One guy, said Alexander, gave the museum a calliope, a wheeled music machine originally steam-driven but converted to electricity years ago. It predates the 1920s and ’30s, but was just too interesting to decline, said Alexander. He made the same exception for one of the museum’s centerpiece autos, a 1909 Sears. It’s more carriage than car, mounted on pencil-thin tires, chain-driven and spindly. Yes, its two-cylinder engine runs.

Anything that doesn’t run, said Alexander, “will be hung from the ceiling.” In other words, some of the planes will be hoisted overhead.

The museum also contains the Barnstormer Grill. Alexander is pleasantly surprised at its popularity; weekends, he said, the place is busy until closing time.

‘Unique’ museum?

The new Candler Field is a “living history” museum that provides visitors with a comprehensive look at an era, said Dewey Blanton, a spokesman for the American Association of Museums, a nonprofit group in Washington.

In Georgia, Callaway Plantation, a collection of 18th- and 19th-century buildings near Athens, fits the description of living history. So does the Georgia Agrirama, in Tifton, which focuses on rural life in the 1800s.

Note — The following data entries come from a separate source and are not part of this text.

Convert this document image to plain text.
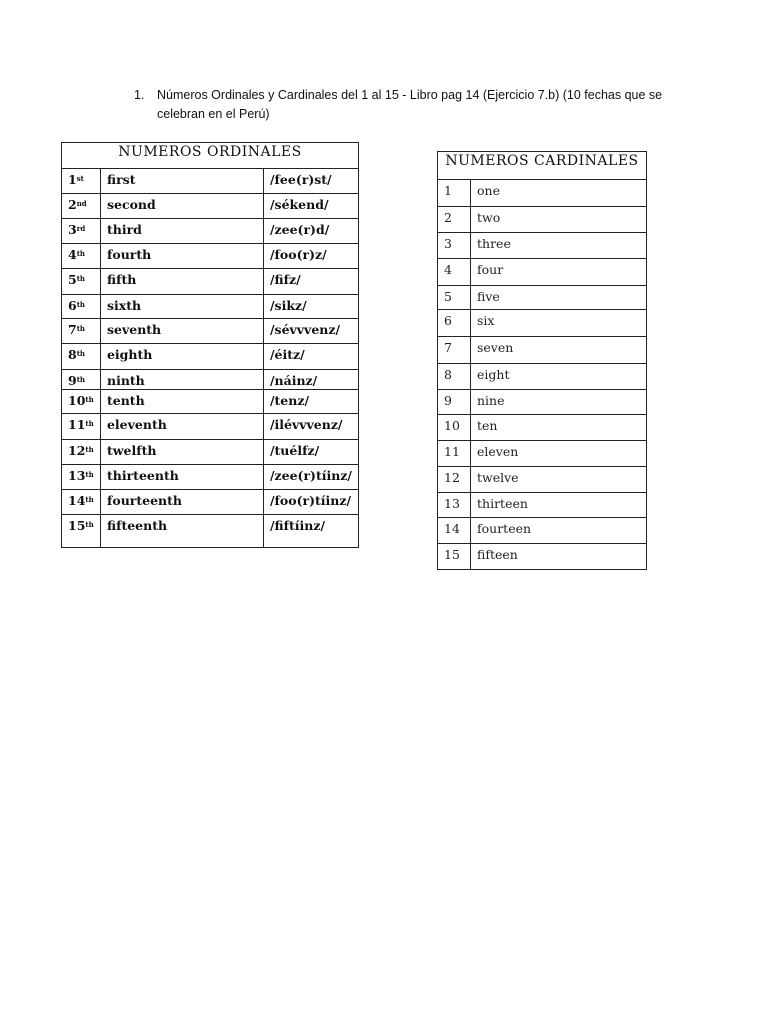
1. Números Ordinales y Cardinales del 1 al 15 - Libro pag 14 (Ejercicio 7.b) (10 fechas que se celebran en el Perú)
NUMEROS ORDINALES		
1st	first	/fee(r)st/
2nd	second	/sékend/
3rd	third	/zee(r)d/
4th	fourth	/foo(r)z/
5th	fifth	/fifz/
6th	sixth	/sikz/
7th	seventh	/sévvvenz/
8th	eighth	/éitz/
9th	ninth	/náinz/
10th	tenth	/tenz/
11th	eleventh	/ilévvvenz/
12th	twelfth	/tuélfz/
13th	thirteenth	/zee(r)tíinz/
14th	fourteenth	/foo(r)tíinz/
15th	fifteenth	/fiftíinz/
NUMEROS CARDINALES	
1	one
2	two
3	three
4	four
5	five
6	six
7	seven
8	eight
9	nine
10	ten
11	eleven
12	twelve
13	thirteen
14	fourteen
15	fifteen
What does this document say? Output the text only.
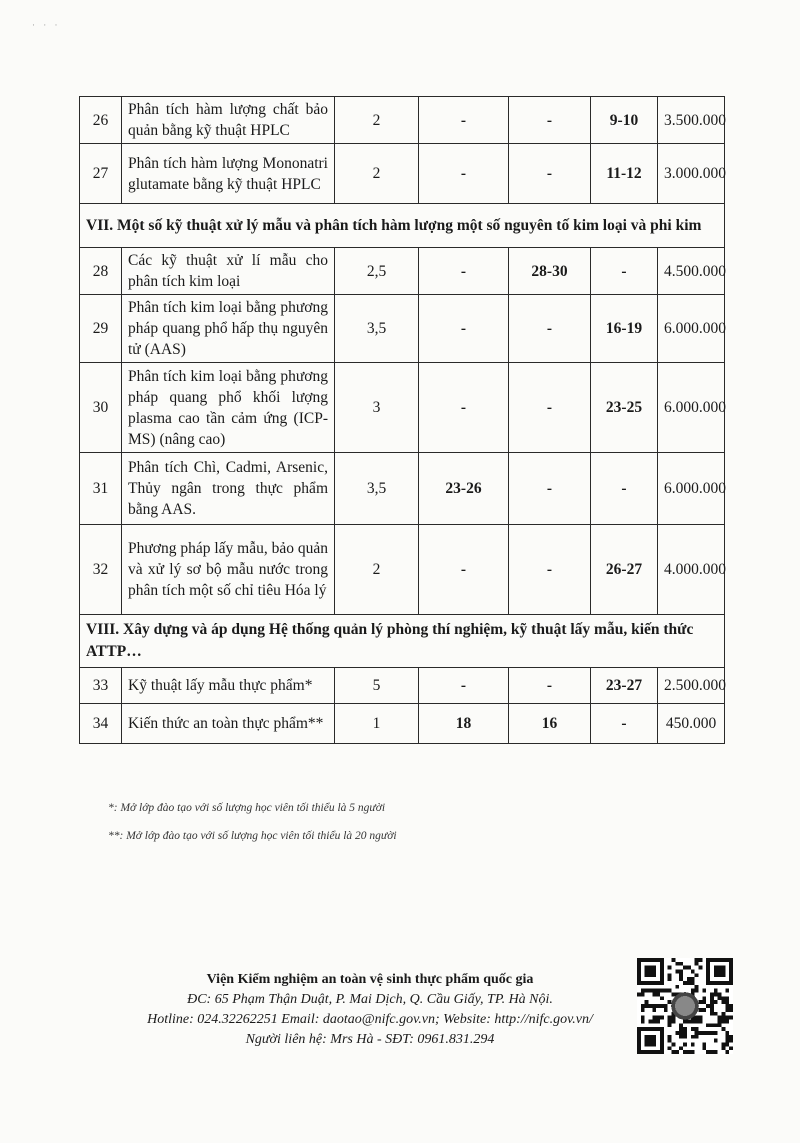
· · ·
26	Phân tích hàm lượng chất bảo quản bằng kỹ thuật HPLC	2	-	-	9-10	3.500.000
27	Phân tích hàm lượng Mononatri glutamate bằng kỹ thuật HPLC	2	-	-	11-12	3.000.000
VII. Một số kỹ thuật xử lý mẫu và phân tích hàm lượng một số nguyên tố kim loại và phi kim						
28	Các kỹ thuật xử lí mẫu cho phân tích kim loại	2,5	-	28-30	-	4.500.000
29	Phân tích kim loại bằng phương pháp quang phổ hấp thụ nguyên tử (AAS)	3,5	-	-	16-19	6.000.000
30	Phân tích kim loại bằng phương pháp quang phổ khối lượng plasma cao tần cảm ứng (ICP-MS) (nâng cao)	3	-	-	23-25	6.000.000
31	Phân tích Chì, Cadmi, Arsenic, Thủy ngân trong thực phẩm bằng AAS.	3,5	23-26	-	-	6.000.000
32	Phương pháp lấy mẫu, bảo quản và xử lý sơ bộ mẫu nước trong phân tích một số chỉ tiêu Hóa lý	2	-	-	26-27	4.000.000
VIII. Xây dựng và áp dụng Hệ thống quản lý phòng thí nghiệm, kỹ thuật lấy mẫu, kiến thức ATTP…						
33	Kỹ thuật lấy mẫu thực phẩm*	5	-	-	23-27	2.500.000
34	Kiến thức an toàn thực phẩm**	1	18	16	-	450.000
*: Mở lớp đào tạo với số lượng học viên tối thiểu là 5 người
**: Mở lớp đào tạo với số lượng học viên tối thiểu là 20 người
Viện Kiểm nghiệm an toàn vệ sinh thực phẩm quốc gia
ĐC: 65 Phạm Thận Duật, P. Mai Dịch, Q. Cầu Giấy, TP. Hà Nội.
Hotline: 024.32262251 Email: daotao@nifc.gov.vn; Website: http://nifc.gov.vn/
Người liên hệ: Mrs Hà - SĐT: 0961.831.294
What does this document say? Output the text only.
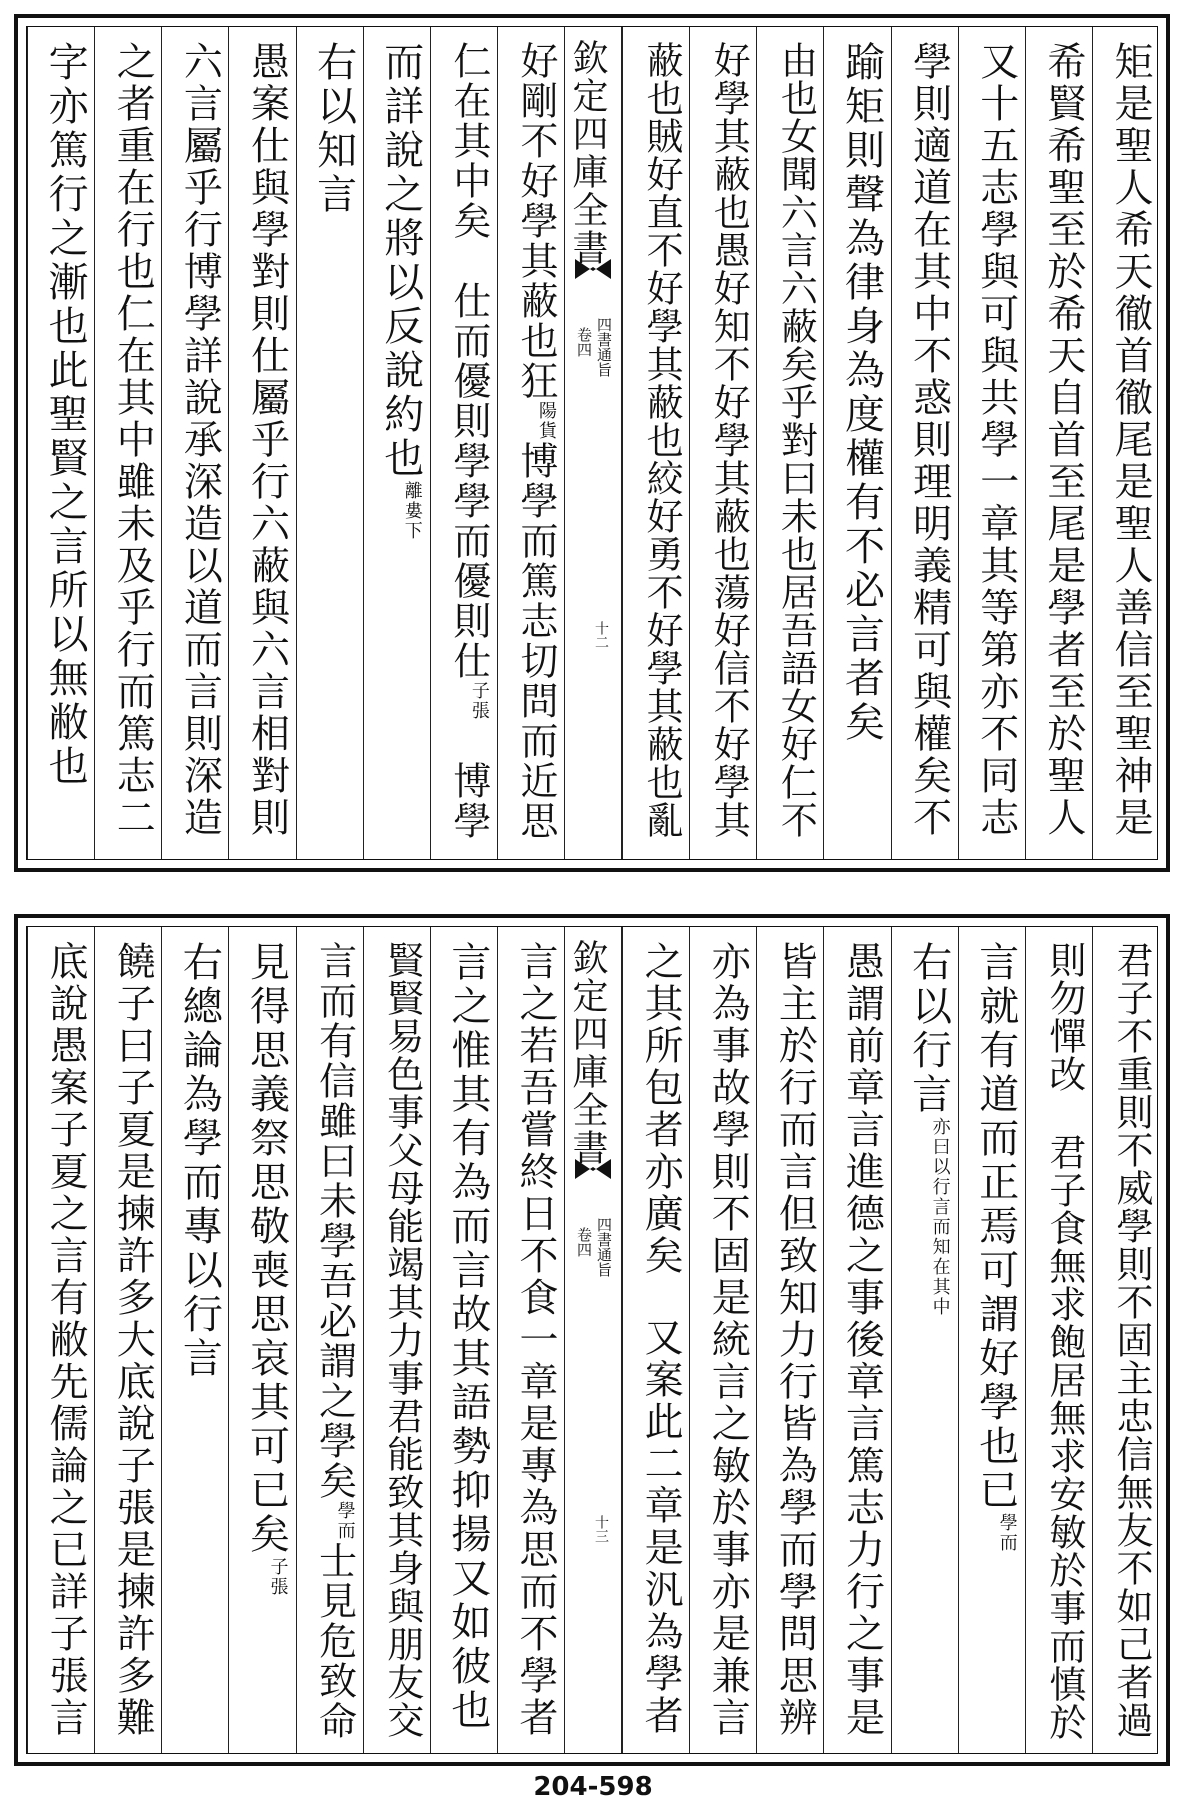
矩是聖人希天徹首徹尾是聖人善信至聖神是
希賢希聖至於希天自首至尾是學者至於聖人
又十五志學與可與共學一章其等第亦不同志
學則適道在其中不惑則理明義精可與權矣不
踰矩則聲為律身為度權有不必言者矣
由也女聞六言六蔽矣乎對曰未也居吾語女好仁不
好學其蔽也愚好知不好學其蔽也蕩好信不好學其
蔽也賊好直不好學其蔽也絞好勇不好學其蔽也亂
欽定四庫全書
四書通旨
卷四
十二
好剛不好學其蔽也狂$^{陽貨}$博學而篤志切問而近思
仁在其中矣仕而優則學學而優則仕$^{子張}$博學
而詳說之將以反說約也$^{離婁下}$
右以知言
愚案仕與學對則仕屬乎行六蔽與六言相對則
六言屬乎行博學詳說承深造以道而言則深造
之者重在行也仁在其中雖未及乎行而篤志二
字亦篤行之漸也此聖賢之言所以無敝也
君子不重則不威學則不固主忠信無友不如己者過
則勿憚改君子食無求飽居無求安敏於事而慎於
言就有道而正焉可謂好學也已$^{學而}$
右以行言$^{亦曰以行言而知在其中}$
愚謂前章言進德之事後章言篤志力行之事是
皆主於行而言但致知力行皆為學而學問思辨
亦為事故學則不固是統言之敏於事亦是兼言
之其所包者亦廣矣又案此二章是汎為學者
欽定四庫全書
四書通旨
卷四
十三
言之若吾嘗終日不食一章是專為思而不學者
言之惟其有為而言故其語勢抑揚又如彼也
賢賢易色事父母能竭其力事君能致其身與朋友交
言而有信雖曰未學吾必謂之學矣$^{學而}$士見危致命
見得思義祭思敬喪思哀其可已矣$^{子張}$
右總論為學而專以行言
饒子曰子夏是揀許多大底說子張是揀許多難
底說愚案子夏之言有敝先儒論之已詳子張言
204-598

Blanton did not know of any museums focusing on the years between the two world wars. “That may be unique,” he said.

Museum volunteer Jim Friedline thinks so. A retired Delta pilot, Friedline, 81, said the museum reminds him of his childhood in Illinois, when pilots without radio or radar followed train tracks to reach their destinations. He recalls landing a biplane here 40 years ago. Back then, a farmer sold peaches from a shed near the runway.

“I’ve watched this whole thing [museum] happen,” he said.

‘Lot of resources’

The poster promoting Saturday’s Vintage Day is a study in old-fashioned marketing. “Step Back to the 1920s!” it declares, and features reminders of that era: biplanes and fat-fendered cars; pioneering Georgia barnstormer Doug Davis, goggles atop his fearless head.

There will be rides offered in old cars and equally old airplanes, and a chance to win a cash prize. It is a fund-raiser for the museum, which Anderson estimates won’t be finished for at least another decade. The complex may cost $10 million to finish, or perhaps more.

He’s confident the museum can attract grants. “We have a lot of resources here,” said Anderson. “When people realize what we’re doing, they’ll jump on board.”

Meantime, the sky is the limit. Maybe the complex should have a hotel? Maybe an apartment complex for retired pilots?

Maybe Alexander is slightly nuts?

“I’ve wondered about that myself,” he said.

Maybe he’s not. Anderson’s eyes may be in the clouds, but his feet are on the ground.

Candler Field Museum

Open 11 a.m-9 p.m. Wednesday-Friday ; 9 a.m.-9 p.m. Saturday; 11 a.m. 3 p.m. Sunday. Vintage Day takes place 11 a.m.-4 p.m. Sept. 12. 401 Jonathan’s Roost Road, Williamson. 770-467-9490; www.peachstateaero.com.